Так, разрываемый усердной учебой и мириадами объектов желания, логическими доказательствами и абсурдными запретами, формируется мой внутренний мир. Родной отец не понимает меня, агент ФБР не понимает меня, Марчелла «Шелковая» Уолш не понимает меня, никто из здешних «сестер», никто из студенческой богемы не понимает меня, даже Луи Елинек меня, строго говоря, не понимал, хотя (как ни парадоксально) этот якобы практикующий гомосексуалист и впрямь был моим ближайшим другом. Нет, никто не понимает меня, да я и сам-то себя не понимаю.
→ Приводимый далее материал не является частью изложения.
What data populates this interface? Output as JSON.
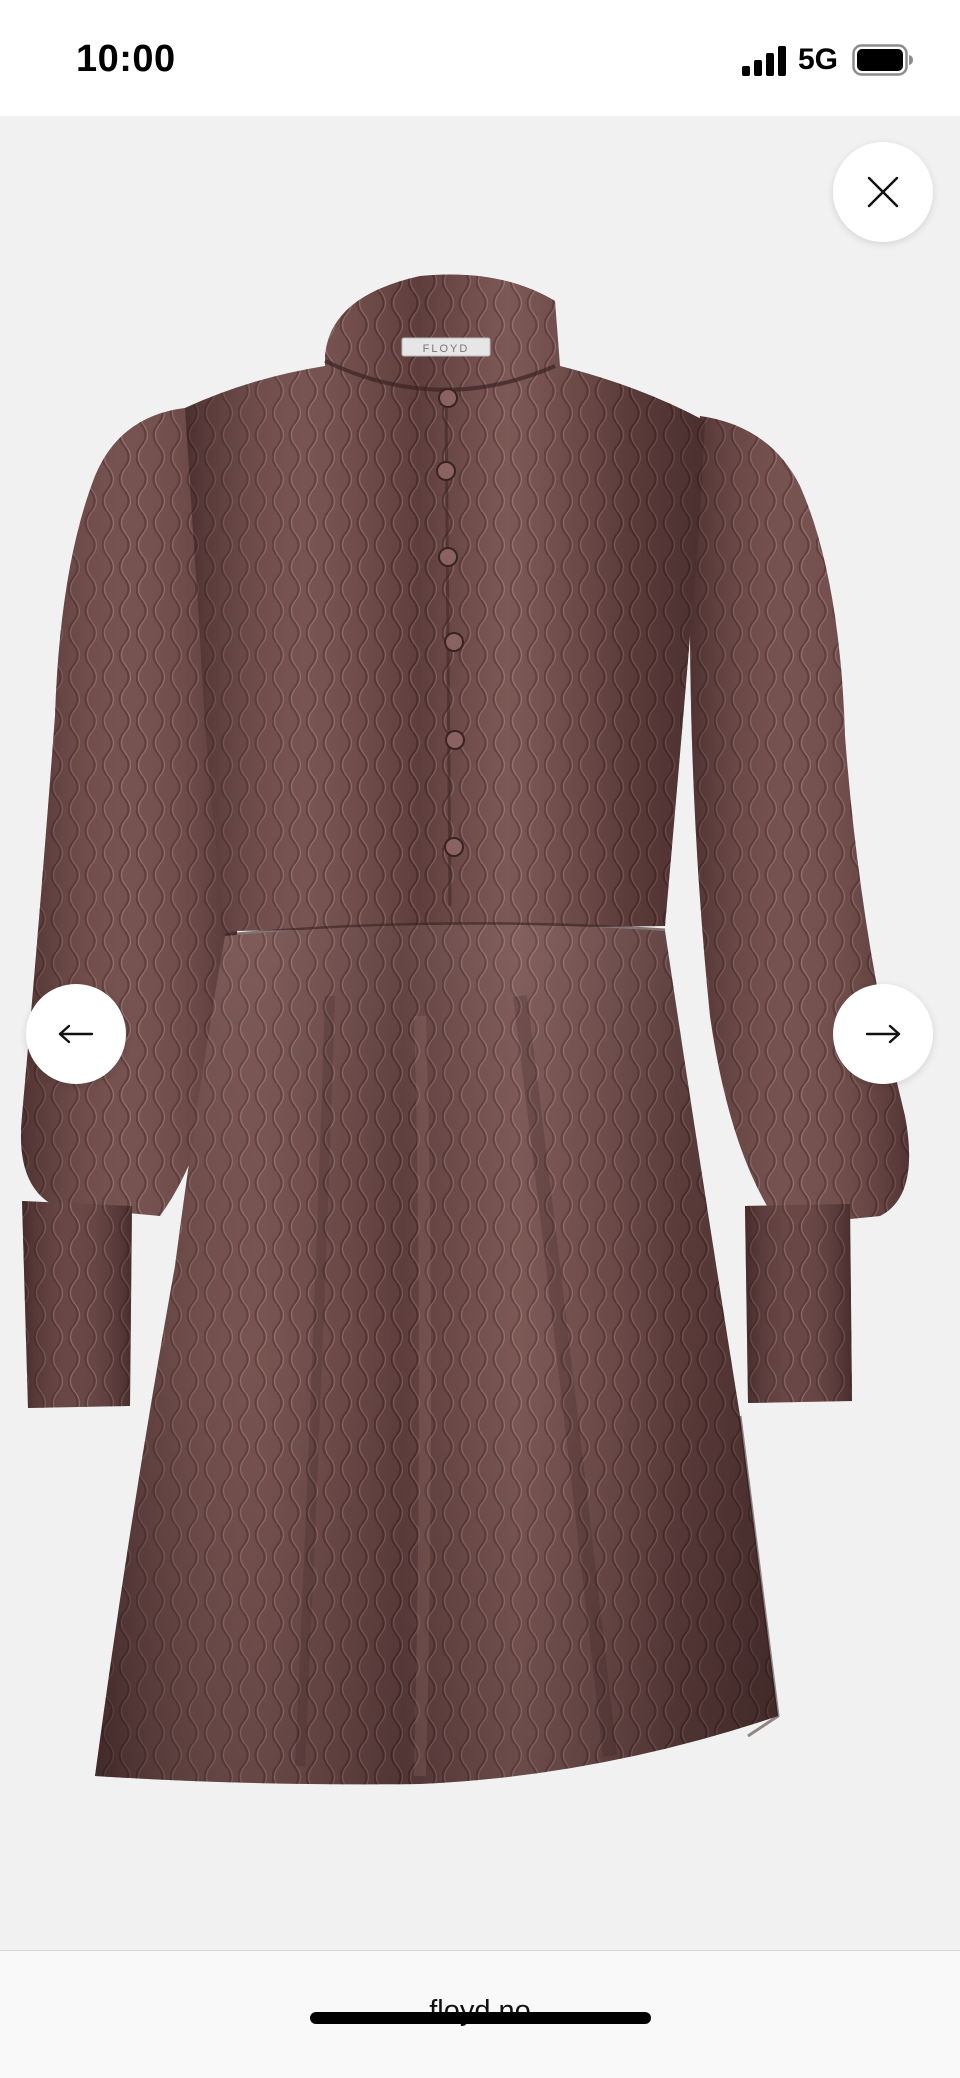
{
  "status_bar": {
    "time": "10:00",
    "network": "5G"
  },
  "viewer": {
    "product_image": "brown textured satin mini dress with long puff sleeves, stand collar and button placket",
    "label_text": "FLOYD",
    "close_icon": "close-icon",
    "prev_icon": "arrow-left-icon",
    "next_icon": "arrow-right-icon"
  },
  "browser": {
    "url": "floyd.no"
  },
  "colors": {
    "viewer_background": "#f1f1f1",
    "dress_base": "#6e4a48",
    "dress_highlight": "#a27c78",
    "dress_shadow": "#3f2625"
  }
}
В Лондон я прибываю стипендиатом по литературе после шестидневного плавания через океан, путешествия по железной дороге от Саутгемптона и утомительно-долгой поездки на метро до Тутинг-Бек. Здесь, на бесконечной улице, застроенной домами в лжетюдоровском стиле, мне и предстоит жить на частной квартире по выбору иностранного отдела администрации Королевского колледжа, а вовсе не в Блумсберри, как бы того хотелось мне самому (о чем и было заявлено заблаговременно). После того как здешние хозяева — отставной армейский капитан с женою, в чьем чистом, но тесном домике мне предстояло квартировать и столоваться, — провели меня в уготованную жильцу маленькую мрачную комнату на мансарде, я оглядел чугунную кровать, на которой должен был провести примерно триста ближайших ночей, и в тот же миг праздничное настроение, с которым я пересекал Атлантику, как ветром сдуло; растаяла вся радость, вызванная избавлением от строгого распорядка студенческих лет и заодно чересчур плотной родительской опеки. Прозябать в тутинг-Бек? Вот в этой чердачной каморке? Ужинать за одним столом с капитаном и его усиками ниточкой? И чего ради? Ради углубленного изучения легенд Артурова цикла и древнеисландских саг? Стоит ли овчинка выделки? А все из-за того, что я такой умный.